I’m running ray in python 3.8.1, the error shown as follows when a use ExperimentAnalysis to retrieve a checkpoint:
AttributeError: Can’t get attribute ‘InsufficientResourcesManager’ on <module ‘ray.tune.insufficient_resources_manager’ from ‘/.local/lib/python3.8/site-packages/ray/tune/insufficient_resources_manager.py’>
The full warning:
ray/tune/utils/serialization.py:43: DeprecationWarning: The module ray.tune.insufficient_resources_manager has been moved to ray.tune.execution.insufficient_resources_manager and the old location will be deprecated soon. Please adjust your imports to point to the new location. Example: Do a global search and replace ray.tune.insufficient_resources_manager with ray.tune.execution.insufficient_resources_manager.
import numpy as np
import pandas as pd
import torch
import os
import sys
from torch.utils.data import Dataset
from torch.utils.data import DataLoader
import math
from functools import partial
from ray import tune
from ray.air.checkpoint import Checkpoint
from ray.tune import CLIReporter
from ray.air.checkpoint import Checkpoint
from ray.tune.schedulers import ASHAScheduler
from sklearn.preprocessing import StandardScaler
if name==‘main’:
checkpoint_path = os.path.join(sys.argv[3], sys.argv[4])

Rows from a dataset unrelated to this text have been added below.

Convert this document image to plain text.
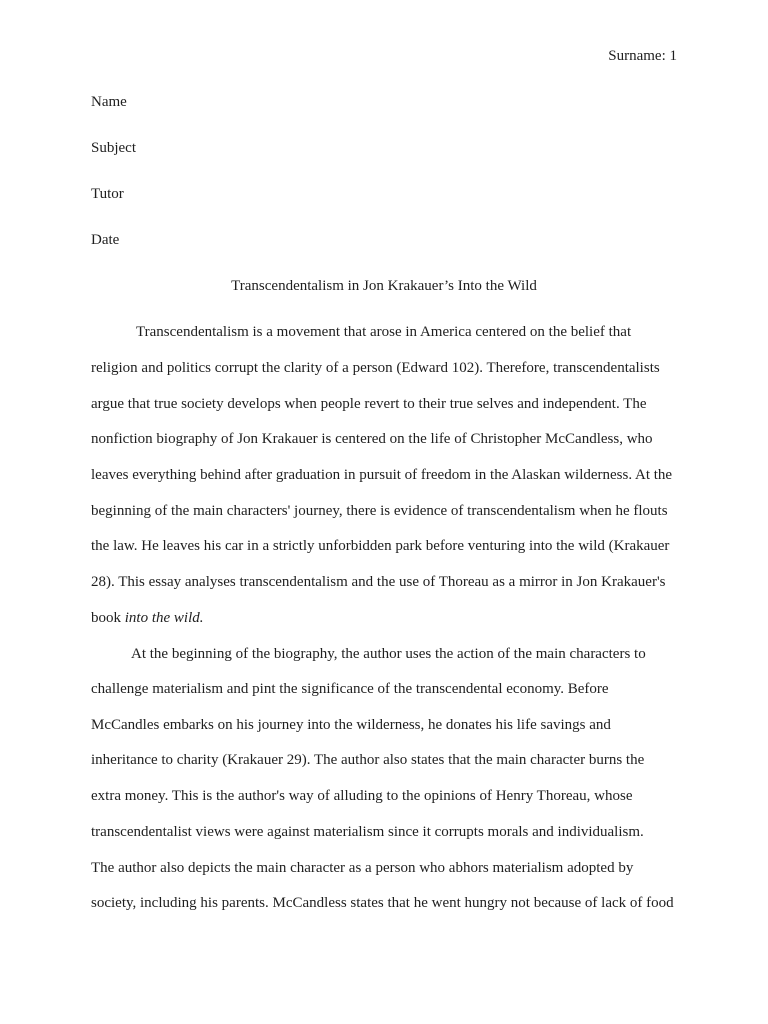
Surname: 1
Name
Subject
Tutor
Date
Transcendentalism in Jon Krakauer’s Into the Wild
Transcendentalism is a movement that arose in America centered on the belief that
religion and politics corrupt the clarity of a person (Edward 102). Therefore, transcendentalists
argue that true society develops when people revert to their true selves and independent. The
nonfiction biography of Jon Krakauer is centered on the life of Christopher McCandless, who
leaves everything behind after graduation in pursuit of freedom in the Alaskan wilderness. At the
beginning of the main characters' journey, there is evidence of transcendentalism when he flouts
the law. He leaves his car in a strictly unforbidden park before venturing into the wild (Krakauer
28). This essay analyses transcendentalism and the use of Thoreau as a mirror in Jon Krakauer's
book into the wild.
At the beginning of the biography, the author uses the action of the main characters to
challenge materialism and pint the significance of the transcendental economy. Before
McCandles embarks on his journey into the wilderness, he donates his life savings and
inheritance to charity (Krakauer 29). The author also states that the main character burns the
extra money. This is the author's way of alluding to the opinions of Henry Thoreau, whose
transcendentalist views were against materialism since it corrupts morals and individualism.
The author also depicts the main character as a person who abhors materialism adopted by
society, including his parents. McCandless states that he went hungry not because of lack of food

res = tune.ExperimentAnalysis(experiment_checkpoint_path = checkpoint_path)
Also the rest of log messages:
line 48, in retrieve_trial
self.result = tune.ExperimentAnalysis(experiment_checkpoint_path = checkpoint_path)
File “/home/piero/.local/lib/python3.8/site-packages/ray/tune/analysis/experiment_analysis.py”, line 89, in init
self._load_checkpoints(experiment_checkpoint_path)
File “/home/piero/.local/lib/python3.8/site-packages/ray/tune/analysis/experiment_analysis.py”, line 135, in _load_checkpoints
self._load_checkpoints_from_latest(latest_checkpoint)
File “/home/piero/.local/lib/python3.8/site-packages/ray/tune/analysis/experiment_analysis.py”, line 141, in _load_checkpoints_from_latest
experiment_state = json.load(f, cls=TuneFunctionDecoder)
File “/usr/lib/python3.8/json/init.py”, line 293, in load
return loads(fp.read(),
File “/usr/lib/python3.8/json/init.py”, line 370, in loads
return cls(**kw).decode(s)
File “/usr/lib/python3.8/json/decoder.py”, line 337, in decode
obj, end = self.raw_decode(s, idx=_w(s, 0).end())
File “/usr/lib/python3.8/json/decoder.py”, line 353, in raw_decode
obj, end = self.scan_once(s, idx)
File “/home/piero/.local/lib/python3.8/site-packages/ray/tune/utils/serialization.py”, line 39, in object_hook
return self._from_cloudpickle(obj)
File “/home/piero/.local/lib/python3.8/site-packages/ray/tune/utils/serialization.py”, line 43, in _from_cloudpickle
return cloudpickle.loads(hex_to_binary(obj[“value”]))
Sorry for the confusion, but where is the error getting raised? In the original post I see it is referring to `InsufficientResourcesManager, while in the most recent comment it looks like the trace is a potential deserialization issue?
The error gets raised in final line: File “/home/piero/.local/lib/python3.8/site-packages/ray/tune/utils/serialization.py”, line 43, in _from_cloudpickle
return cloudpickle.loads(hex_to_binary(obj[“value”])).
The message of ‘InsufficientResourcesManager’ is shown after it. I think I’m providing the proper json file of the experiment (e.g. experiment_state-2022-08-18_17-03-13.json) according to the doc.
Probably, I’m not sure. I’ve tried running in a different machine a new experiment and it worked. If the issue is related to what you states then it’s fine, I can run other one.